The (higher order) procedures described in this SRFI are fully compatible with non-local control flow, in particular with first-class continuations.
For example, the behavior is well-defined if the
argument proc of make-computation
returns multiple times.
Computations can be executed in tail context. A
tail context is always determined with respect to a particular
call to computation-run
.
The following rules apply inductively:
If computation-run
is invoked, its
argument computation is executed in tail context
with respect to that call.
If the computation returned by make-computation
is executed in tail context, the argument proc is
tail-called with respect to the call
to computation-run
.
If the computation returned by computation-local
is executed in tail context, its argument computation
is executed in tail context.
If the computation returned by computation-each
is executed in tail context, its
argument computationn
is executed in tail context.
If the computation returned by computation-bind
is executed in tail context, the computation returned by its
argument proc is executed in tail context.
If the computation returned by computation-forked
is executed in tail context, its
argument computationn is executed in
tail context.
If the computation returned by computation-fn
is
executed in tail context, the last expression
in 〈body〉
is executed in tail context.
If the computation returned by computation-with
is executed in tail
context, computationn is executed in
tail context.
In a Scheme system that supports both SRFI 165 and SRFI 166, the implementation of SRFI 166 shall be compatible with the implementation of SRFI 165. This means, in particular, the following:
SRFI 166 formatters are SRFI 165 computations. In
particular, they yield values (often an undefined one) to
support functional programming. SRFI
166's show
executes the computations in a SRFI
166-specific environment.
The bindings of the
identifiers fn
, with
, with!
,
each
, each-in-list
, forked
,
and make-state-variable
of SRFI 166 are the same
as the bindings
of computation-fn
, computation-with
,
computation-with!
,
computation-each
, computation-each-in-list
,
computation-forked
,
and make-computation-environment-variable
of SRFI 165,
respectively.
Further details can be found in the upcoming SRFI 166.
The sample implementation is coded in portable R7RS scheme.
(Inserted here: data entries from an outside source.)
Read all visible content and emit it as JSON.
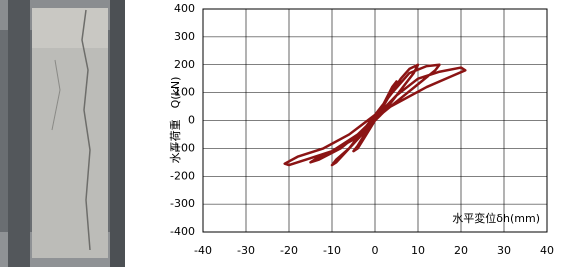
{
  "chart_data": {
    "type": "line",
    "x_label": "水平変位δh(mm)",
    "y_label": "水平荷重　Q(kN)",
    "x": [
      0,
      2,
      4,
      5,
      4,
      2,
      0,
      -2,
      -4,
      -5,
      -4,
      -2,
      0,
      3,
      6,
      8,
      10,
      9,
      6,
      3,
      0,
      -3,
      -6,
      -9,
      -10,
      -9,
      -6,
      -3,
      0,
      4,
      8,
      12,
      15,
      14,
      10,
      6,
      2,
      -2,
      -6,
      -10,
      -14,
      -15,
      -13,
      -8,
      -4,
      0,
      5,
      10,
      15,
      20,
      21,
      18,
      12,
      6,
      0,
      -6,
      -12,
      -18,
      -21,
      -20,
      -16,
      -10,
      -4,
      0
    ],
    "values": [
      0,
      60,
      110,
      140,
      120,
      60,
      10,
      -40,
      -90,
      -110,
      -100,
      -50,
      0,
      80,
      150,
      185,
      200,
      170,
      110,
      50,
      0,
      -50,
      -100,
      -140,
      -160,
      -150,
      -100,
      -40,
      20,
      100,
      170,
      195,
      200,
      180,
      130,
      80,
      30,
      -30,
      -70,
      -110,
      -140,
      -150,
      -140,
      -100,
      -50,
      10,
      90,
      150,
      175,
      190,
      180,
      160,
      120,
      70,
      20,
      -50,
      -100,
      -130,
      -155,
      -160,
      -140,
      -110,
      -60,
      0
    ],
    "color": "#8b1414",
    "xlim": [
      -40,
      40
    ],
    "xticks": [
      -40,
      -30,
      -20,
      -10,
      0,
      10,
      20,
      30,
      40
    ],
    "ylim": [
      -400,
      400
    ],
    "yticks": [
      -400,
      -300,
      -200,
      -100,
      0,
      100,
      200,
      300,
      400
    ],
    "grid": true
  }
}
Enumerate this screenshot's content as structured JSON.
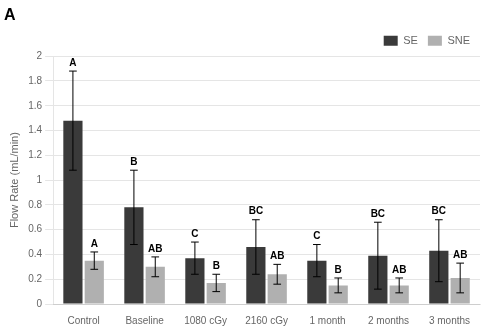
{
  "chart_data": {
    "type": "bar",
    "title": "A",
    "categories": [
      "Control",
      "Baseline",
      "1080 cGy",
      "2160 cGy",
      "1 month",
      "2 months",
      "3 months"
    ],
    "series": [
      {
        "name": "SE",
        "color": "#3a3a3a",
        "values": [
          1.48,
          0.78,
          0.37,
          0.46,
          0.35,
          0.39,
          0.43
        ],
        "errors": [
          0.4,
          0.3,
          0.13,
          0.22,
          0.13,
          0.27,
          0.25
        ],
        "annotations": [
          "A",
          "B",
          "C",
          "BC",
          "C",
          "BC",
          "BC"
        ]
      },
      {
        "name": "SNE",
        "color": "#b0b0b0",
        "values": [
          0.35,
          0.3,
          0.17,
          0.24,
          0.15,
          0.15,
          0.21
        ],
        "errors": [
          0.07,
          0.08,
          0.07,
          0.08,
          0.06,
          0.06,
          0.12
        ],
        "annotations": [
          "A",
          "AB",
          "B",
          "AB",
          "B",
          "AB",
          "AB"
        ]
      }
    ],
    "ylabel": "Flow Rate (mL/min)",
    "ylim": [
      0,
      2.0
    ],
    "yticks": [
      0,
      0.2,
      0.4,
      0.6,
      0.8,
      1,
      1.2,
      1.4,
      1.6,
      1.8,
      2
    ],
    "grid": true,
    "legend": "upper right"
  }
}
It makes use of the (portable) SRFI 1, SRFI 111, SRFI 125, SRFI 128, and SRFI 146. The testing code also uses SRFI 64.
Source for the sample implementation.
This SRFI has been inspired by the (chibi monad
environment)
library distributed by Alex Shinn's Chibi
Scheme and by SRFI 159, also by Alex Shinn.
The environment monad is called the Reader monad in Mark P. Jones' Functional Programming with Overloading and Higher-Order Polymorphism, Advanced School of Functional Programming, 1995.
The notion of monads was invented by Roger Godement under the name standard construction. They are also known as triples. The term monad is due to Saunders Mac Lane.
The author of this SRFI wants to thank Alex Shinn and John Cowan for their valuable comments during its draft period.